It is important for conditions such as Parkinson's to be studied in mice because it allows us to study the mechanism of the disease and test possible treatments in a timely manner without risking human life. In the scientific world, mice are considered model organisms because they are more prolific than humans and it is easier to follow inheritance through generations in mice than it is in humans because mice have a shorter generation time than humans. Mice also have a comparable genome to humans, so they are exemplary in many cases to see how gene manipulation in mice will affect humans. Also, when using mice in a lab, it is much easier and more ethical at this time to extract genes and manipulate the genomes of the mice.
2. Name five non-human taxa that are included in the results of the BLAST. What does this tell you about the Parkin gene?
Although there were many non-human taxa that were included in the results, five specifically mentioned were: Pongo abelii, or the Sumatran orangutan; Macaca fascicularis, the crab-eating macaque; Sus scrofa, the wild boar; Equus caballus, the wild horse; and Mus musculus, the common mouse. Clearly, this tells us that many non-human taxa contain the Parkin gene or a Parkin-gene analog. Because of this, we believe that the mitochondrial health of these organisms depends on the Parkin gene, like we have seen in humans. As is seen in the paper that we reviewed, the Parkin gene works with the PINK1 gene to maintain mitochondrial health and destroy unhealthy mitochondria to prevent a build up of free radicals that signals for neuronal cell apoptosis. In the case of humans, this neuronal apoptosis causes an onset of familial Parkinson’s disease. Because so many taxa have the Parkin gene, it can be helpful for laboratory testing and genetic research to see the effect of gene manipulation and mutation, and how these mutations may have an effect on Parkinson’s disease itself.

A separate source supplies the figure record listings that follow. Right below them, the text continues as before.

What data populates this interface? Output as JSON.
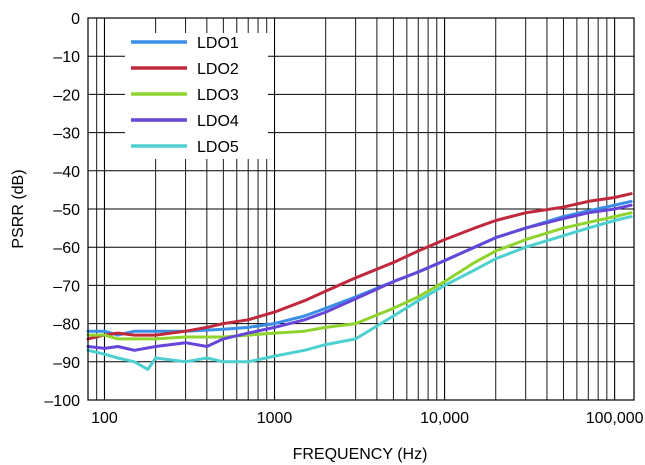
{
  "chart_data": {
    "type": "line",
    "title": "",
    "xlabel": "FREQUENCY (Hz)",
    "ylabel": "PSRR (dB)",
    "x_scale": "log",
    "xlim": [
      80,
      130000
    ],
    "ylim": [
      -100,
      0
    ],
    "grid": true,
    "legend_position": "top-left",
    "x_ticks": [
      {
        "value": 100,
        "label": "100"
      },
      {
        "value": 1000,
        "label": "1000"
      },
      {
        "value": 10000,
        "label": "10,000"
      },
      {
        "value": 100000,
        "label": "100,000"
      }
    ],
    "y_ticks": [
      {
        "value": 0,
        "label": "0"
      },
      {
        "value": -10,
        "label": "–10"
      },
      {
        "value": -20,
        "label": "–20"
      },
      {
        "value": -30,
        "label": "–30"
      },
      {
        "value": -40,
        "label": "–40"
      },
      {
        "value": -50,
        "label": "–50"
      },
      {
        "value": -60,
        "label": "–60"
      },
      {
        "value": -70,
        "label": "–70"
      },
      {
        "value": -80,
        "label": "–80"
      },
      {
        "value": -90,
        "label": "–90"
      },
      {
        "value": -100,
        "label": "–100"
      }
    ],
    "series": [
      {
        "name": "LDO1",
        "color": "#3a8ee6",
        "points": [
          [
            80,
            -82
          ],
          [
            100,
            -82
          ],
          [
            120,
            -83
          ],
          [
            150,
            -82
          ],
          [
            200,
            -82
          ],
          [
            300,
            -82
          ],
          [
            500,
            -81.5
          ],
          [
            700,
            -81
          ],
          [
            1000,
            -80
          ],
          [
            1500,
            -78
          ],
          [
            2000,
            -76
          ],
          [
            3000,
            -73
          ],
          [
            5000,
            -69
          ],
          [
            7000,
            -66.5
          ],
          [
            10000,
            -63.5
          ],
          [
            15000,
            -60
          ],
          [
            20000,
            -57.5
          ],
          [
            30000,
            -55
          ],
          [
            50000,
            -52
          ],
          [
            70000,
            -50.5
          ],
          [
            100000,
            -49
          ],
          [
            125000,
            -48
          ]
        ]
      },
      {
        "name": "LDO2",
        "color": "#c0283c",
        "points": [
          [
            80,
            -84
          ],
          [
            100,
            -83
          ],
          [
            120,
            -82.5
          ],
          [
            150,
            -83
          ],
          [
            200,
            -83
          ],
          [
            300,
            -82
          ],
          [
            400,
            -81
          ],
          [
            500,
            -80
          ],
          [
            700,
            -79
          ],
          [
            1000,
            -77
          ],
          [
            1500,
            -74
          ],
          [
            2000,
            -71.5
          ],
          [
            3000,
            -68
          ],
          [
            5000,
            -64
          ],
          [
            7000,
            -61
          ],
          [
            10000,
            -58
          ],
          [
            15000,
            -55
          ],
          [
            20000,
            -53
          ],
          [
            30000,
            -51
          ],
          [
            50000,
            -49.5
          ],
          [
            70000,
            -48
          ],
          [
            100000,
            -47
          ],
          [
            125000,
            -46
          ]
        ]
      },
      {
        "name": "LDO3",
        "color": "#8fd32e",
        "points": [
          [
            80,
            -83
          ],
          [
            100,
            -83
          ],
          [
            120,
            -84
          ],
          [
            150,
            -84
          ],
          [
            200,
            -84
          ],
          [
            300,
            -83.5
          ],
          [
            500,
            -83.5
          ],
          [
            700,
            -83
          ],
          [
            1000,
            -82.5
          ],
          [
            1500,
            -82
          ],
          [
            2000,
            -81
          ],
          [
            3000,
            -80
          ],
          [
            5000,
            -76
          ],
          [
            7000,
            -73
          ],
          [
            10000,
            -69
          ],
          [
            15000,
            -64
          ],
          [
            20000,
            -61
          ],
          [
            30000,
            -58
          ],
          [
            50000,
            -55
          ],
          [
            70000,
            -53.5
          ],
          [
            100000,
            -52
          ],
          [
            125000,
            -51
          ]
        ]
      },
      {
        "name": "LDO4",
        "color": "#6646d8",
        "points": [
          [
            80,
            -86
          ],
          [
            100,
            -86.5
          ],
          [
            120,
            -86
          ],
          [
            150,
            -87
          ],
          [
            200,
            -86
          ],
          [
            300,
            -85
          ],
          [
            400,
            -86
          ],
          [
            500,
            -84
          ],
          [
            700,
            -82.5
          ],
          [
            1000,
            -81
          ],
          [
            1500,
            -79
          ],
          [
            2000,
            -77
          ],
          [
            3000,
            -73.5
          ],
          [
            5000,
            -69
          ],
          [
            7000,
            -66.5
          ],
          [
            10000,
            -63.5
          ],
          [
            15000,
            -60
          ],
          [
            20000,
            -57.5
          ],
          [
            30000,
            -55
          ],
          [
            50000,
            -52.5
          ],
          [
            70000,
            -51
          ],
          [
            100000,
            -50
          ],
          [
            125000,
            -49
          ]
        ]
      },
      {
        "name": "LDO5",
        "color": "#4ecfd0",
        "points": [
          [
            80,
            -87
          ],
          [
            100,
            -88
          ],
          [
            120,
            -89
          ],
          [
            150,
            -90
          ],
          [
            180,
            -92
          ],
          [
            200,
            -89
          ],
          [
            300,
            -90
          ],
          [
            400,
            -89
          ],
          [
            500,
            -90
          ],
          [
            700,
            -90
          ],
          [
            1000,
            -88.5
          ],
          [
            1500,
            -87
          ],
          [
            2000,
            -85.5
          ],
          [
            3000,
            -84
          ],
          [
            5000,
            -78
          ],
          [
            7000,
            -74
          ],
          [
            10000,
            -70
          ],
          [
            15000,
            -66
          ],
          [
            20000,
            -63
          ],
          [
            30000,
            -60
          ],
          [
            50000,
            -57
          ],
          [
            70000,
            -55
          ],
          [
            100000,
            -53
          ],
          [
            125000,
            -52
          ]
        ]
      }
    ]
  }
}
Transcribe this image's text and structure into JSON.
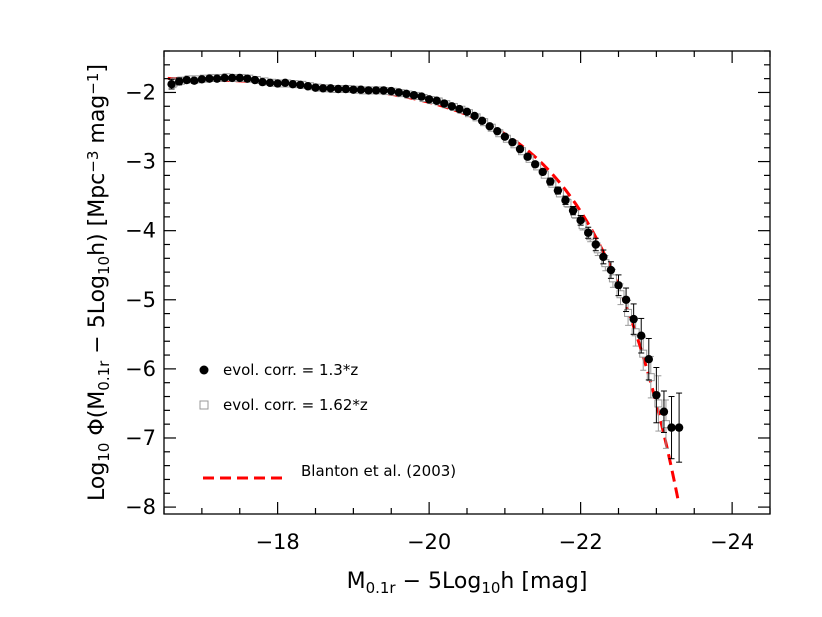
{
  "chart_data": {
    "type": "scatter",
    "x_axis": {
      "title_parts": [
        "M",
        "0.1r",
        " − 5Log",
        "10",
        "h [mag]"
      ],
      "range": [
        -16.5,
        -24.5
      ],
      "ticks": [
        -18,
        -20,
        -22,
        -24
      ],
      "tick_labels": [
        "−18",
        "−20",
        "−22",
        "−24"
      ],
      "minor_step": 0.5
    },
    "y_axis": {
      "title_parts": [
        "Log",
        "10",
        " Φ(M",
        "0.1r",
        " − 5Log",
        "10",
        "h) [Mpc",
        "−3",
        " mag",
        "−1",
        "]"
      ],
      "range": [
        -8.1,
        -1.4
      ],
      "ticks": [
        -2,
        -3,
        -4,
        -5,
        -6,
        -7,
        -8
      ],
      "tick_labels": [
        "−2",
        "−3",
        "−4",
        "−5",
        "−6",
        "−7",
        "−8"
      ],
      "minor_step": 0.2
    },
    "series": [
      {
        "name": "evol. corr. = 1.3*z",
        "marker": "filled-circle",
        "color": "#000000",
        "x": [
          -16.6,
          -16.7,
          -16.8,
          -16.9,
          -17.0,
          -17.1,
          -17.2,
          -17.3,
          -17.4,
          -17.5,
          -17.6,
          -17.7,
          -17.8,
          -17.9,
          -18.0,
          -18.1,
          -18.2,
          -18.3,
          -18.4,
          -18.5,
          -18.6,
          -18.7,
          -18.8,
          -18.9,
          -19.0,
          -19.1,
          -19.2,
          -19.3,
          -19.4,
          -19.5,
          -19.6,
          -19.7,
          -19.8,
          -19.9,
          -20.0,
          -20.1,
          -20.2,
          -20.3,
          -20.4,
          -20.5,
          -20.6,
          -20.7,
          -20.8,
          -20.9,
          -21.0,
          -21.1,
          -21.2,
          -21.3,
          -21.4,
          -21.5,
          -21.6,
          -21.7,
          -21.8,
          -21.9,
          -22.0,
          -22.1,
          -22.2,
          -22.3,
          -22.4,
          -22.5,
          -22.6,
          -22.7,
          -22.8,
          -22.9,
          -23.0,
          -23.1,
          -23.2,
          -23.3
        ],
        "y": [
          -1.88,
          -1.84,
          -1.82,
          -1.83,
          -1.81,
          -1.8,
          -1.8,
          -1.79,
          -1.79,
          -1.79,
          -1.8,
          -1.82,
          -1.85,
          -1.86,
          -1.87,
          -1.86,
          -1.88,
          -1.89,
          -1.91,
          -1.93,
          -1.94,
          -1.94,
          -1.95,
          -1.95,
          -1.96,
          -1.96,
          -1.97,
          -1.97,
          -1.97,
          -1.98,
          -2.0,
          -2.02,
          -2.04,
          -2.06,
          -2.1,
          -2.12,
          -2.16,
          -2.2,
          -2.24,
          -2.28,
          -2.34,
          -2.41,
          -2.49,
          -2.56,
          -2.64,
          -2.72,
          -2.82,
          -2.93,
          -3.04,
          -3.15,
          -3.29,
          -3.42,
          -3.56,
          -3.71,
          -3.85,
          -4.03,
          -4.2,
          -4.38,
          -4.57,
          -4.79,
          -5.0,
          -5.28,
          -5.52,
          -5.86,
          -6.38,
          -6.62,
          -6.85,
          -6.85
        ],
        "yerr": [
          0.07,
          0.05,
          0.04,
          0.04,
          0.03,
          0.03,
          0.03,
          0.03,
          0.03,
          0.03,
          0.03,
          0.02,
          0.02,
          0.02,
          0.02,
          0.02,
          0.02,
          0.02,
          0.02,
          0.02,
          0.02,
          0.02,
          0.02,
          0.02,
          0.02,
          0.02,
          0.02,
          0.02,
          0.02,
          0.02,
          0.02,
          0.02,
          0.02,
          0.02,
          0.02,
          0.02,
          0.02,
          0.02,
          0.02,
          0.02,
          0.02,
          0.02,
          0.02,
          0.02,
          0.03,
          0.03,
          0.03,
          0.03,
          0.04,
          0.04,
          0.05,
          0.05,
          0.06,
          0.06,
          0.07,
          0.08,
          0.09,
          0.1,
          0.12,
          0.15,
          0.17,
          0.22,
          0.25,
          0.3,
          0.4,
          0.3,
          0.45,
          0.5
        ]
      },
      {
        "name": "evol. corr. = 1.62*z",
        "marker": "open-square",
        "color": "#999999",
        "x": [
          -16.6,
          -16.7,
          -16.8,
          -16.9,
          -17.0,
          -17.1,
          -17.2,
          -17.3,
          -17.4,
          -17.5,
          -17.6,
          -17.7,
          -17.8,
          -17.9,
          -18.0,
          -18.1,
          -18.2,
          -18.3,
          -18.4,
          -18.5,
          -18.6,
          -18.7,
          -18.8,
          -18.9,
          -19.0,
          -19.1,
          -19.2,
          -19.3,
          -19.4,
          -19.5,
          -19.6,
          -19.7,
          -19.8,
          -19.9,
          -20.0,
          -20.1,
          -20.2,
          -20.3,
          -20.4,
          -20.5,
          -20.6,
          -20.7,
          -20.8,
          -20.9,
          -21.0,
          -21.1,
          -21.2,
          -21.3,
          -21.4,
          -21.5,
          -21.6,
          -21.7,
          -21.8,
          -21.9,
          -22.0,
          -22.1,
          -22.2,
          -22.3,
          -22.4,
          -22.5,
          -22.6,
          -22.7,
          -22.8,
          -22.9,
          -23.0,
          -23.1
        ],
        "y": [
          -1.86,
          -1.83,
          -1.81,
          -1.81,
          -1.8,
          -1.79,
          -1.79,
          -1.78,
          -1.79,
          -1.79,
          -1.8,
          -1.82,
          -1.84,
          -1.86,
          -1.87,
          -1.87,
          -1.88,
          -1.89,
          -1.91,
          -1.93,
          -1.94,
          -1.95,
          -1.95,
          -1.95,
          -1.96,
          -1.97,
          -1.97,
          -1.97,
          -1.98,
          -1.99,
          -2.01,
          -2.03,
          -2.05,
          -2.08,
          -2.11,
          -2.13,
          -2.17,
          -2.21,
          -2.25,
          -2.3,
          -2.36,
          -2.43,
          -2.51,
          -2.59,
          -2.67,
          -2.75,
          -2.85,
          -2.96,
          -3.07,
          -3.19,
          -3.32,
          -3.46,
          -3.6,
          -3.76,
          -3.92,
          -4.08,
          -4.27,
          -4.47,
          -4.69,
          -4.92,
          -5.19,
          -5.47,
          -5.78,
          -6.12,
          -6.5,
          -6.8
        ],
        "yerr": [
          0.07,
          0.05,
          0.04,
          0.04,
          0.03,
          0.03,
          0.03,
          0.03,
          0.03,
          0.03,
          0.03,
          0.02,
          0.02,
          0.02,
          0.02,
          0.02,
          0.02,
          0.02,
          0.02,
          0.02,
          0.02,
          0.02,
          0.02,
          0.02,
          0.02,
          0.02,
          0.02,
          0.02,
          0.02,
          0.02,
          0.02,
          0.02,
          0.02,
          0.02,
          0.02,
          0.02,
          0.02,
          0.02,
          0.02,
          0.02,
          0.02,
          0.02,
          0.02,
          0.02,
          0.03,
          0.03,
          0.03,
          0.03,
          0.04,
          0.04,
          0.05,
          0.05,
          0.06,
          0.06,
          0.07,
          0.08,
          0.09,
          0.11,
          0.13,
          0.15,
          0.18,
          0.2,
          0.24,
          0.3,
          0.4,
          0.35
        ]
      },
      {
        "name": "Blanton et al. (2003)",
        "marker": "dashed-line",
        "color": "#ff0000",
        "schechter": {
          "Mstar": -20.44,
          "phistar": 0.0149,
          "alpha": -1.05
        },
        "x_range": [
          -16.55,
          -23.3
        ]
      }
    ],
    "legend": {
      "placement": "lower-left",
      "labels": [
        "evol. corr. = 1.3*z",
        "evol. corr. = 1.62*z",
        "Blanton et al. (2003)"
      ]
    },
    "grid": false
  }
}
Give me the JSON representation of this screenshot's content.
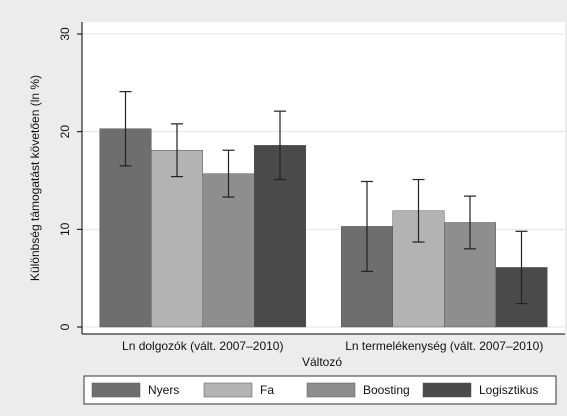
{
  "chart_data": {
    "type": "bar",
    "y_label": "Különbség támogatást követően (ln %)",
    "x_label": "Változó",
    "categories": [
      "Ln dolgozók (vált. 2007–2010)",
      "Ln termelékenység (vált. 2007–2010)"
    ],
    "series": [
      {
        "name": "Nyers",
        "color": "#6e6e6e",
        "values": [
          20.3,
          10.3
        ],
        "errors": [
          3.8,
          4.6
        ]
      },
      {
        "name": "Fa",
        "color": "#b3b3b3",
        "values": [
          18.1,
          11.9
        ],
        "errors": [
          2.7,
          3.2
        ]
      },
      {
        "name": "Boosting",
        "color": "#8e8e8e",
        "values": [
          15.7,
          10.7
        ],
        "errors": [
          2.4,
          2.7
        ]
      },
      {
        "name": "Logisztikus",
        "color": "#4a4a4a",
        "values": [
          18.6,
          6.1
        ],
        "errors": [
          3.5,
          3.7
        ]
      }
    ],
    "ylim": [
      0,
      30
    ],
    "yticks": [
      0,
      10,
      20,
      30
    ],
    "grid": true,
    "legend": "bottom"
  }
}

In most cases, in non-familial Parkinson’s disease,
it is not subject to natural selection because it does not affect a patient’s
fitness. In the majority of cases, Parkinson’s develops after the
child-bearing years of the patient. In the case of familial Parkinson’s
(discussed in our paper), we believe that this form of Parkinson’s disease can
be subject to natural selection. In the familial form of the disease, it
is possible for patients to develop the disease at a much younger age and pass
the defective Parkin gene to their children. This early-onset Parkinson’s
can indeed have an effect on the fitness of the patient. If the effect on
fitness is extremely detrimental, then natural selection will act on the
disease, and the Parkin gene will be selected against.
4. Refer to the last paragraph of the Results and Discussion (pages 5&6). Discuss selection for and against the defective mitochondria associated with PINK1 mutant cells.
Bonus: What types of mutations are described in the second column of Table 1 (SNPs, substitutions, indels, missense, nonsense, transitions, transversions, etc.)?
Defective mitochondria can be positively selected for in certain
circumstances, which are associated with anaerobic metabolism.
1. If
muscle tissue does not receive enough blood supply to prevent anaerobic
metabolism, it is subject to more stress than in normal circumstances. This
type of environment is more prone to mitochondrial disease, so defective mitochondria
are therefore positively selected for.
2. In
the central nervous system, normal mitochondria are required in order to
convert non-glucose fuel such ketone bodies. This is especially important in
infancy, when the CNS requires more fuel to facilitate growth, or during
periods of fasting, when glucose is not readily available. While normal
mitochondria are converting, defective mitochondria have a replicative
advantage during these times.
3. During
fetal life, anaerobic metabolism maintains relatively low levels of pH and Po2,
which gives defective mitochondria a selective advantage over normal
mitochondria (Clarke, 1990).
Defective mitochondria are
selected for in familial Parkinson’s disease, which we have seen in this paper.
The mutated PINK1 gene impairs normal mitophagy, which gives mutated
mitochondria an advantage, due to a decrease in the removal of defective
mitochondria.
Defective mitochondria can also
be selected against, which has been observed in normal physiology. Normally,
defective mitochondria are selected against during the process in which PINK1
and parkin remove defective mitochondria by mitophagy.
The mutations described in the second column of Table 1 are substitutions. The shorthand on the table is denoting the chromosomal location and then the substitution caused the mutation (ex: C > G, which would denote cytosine to guanine).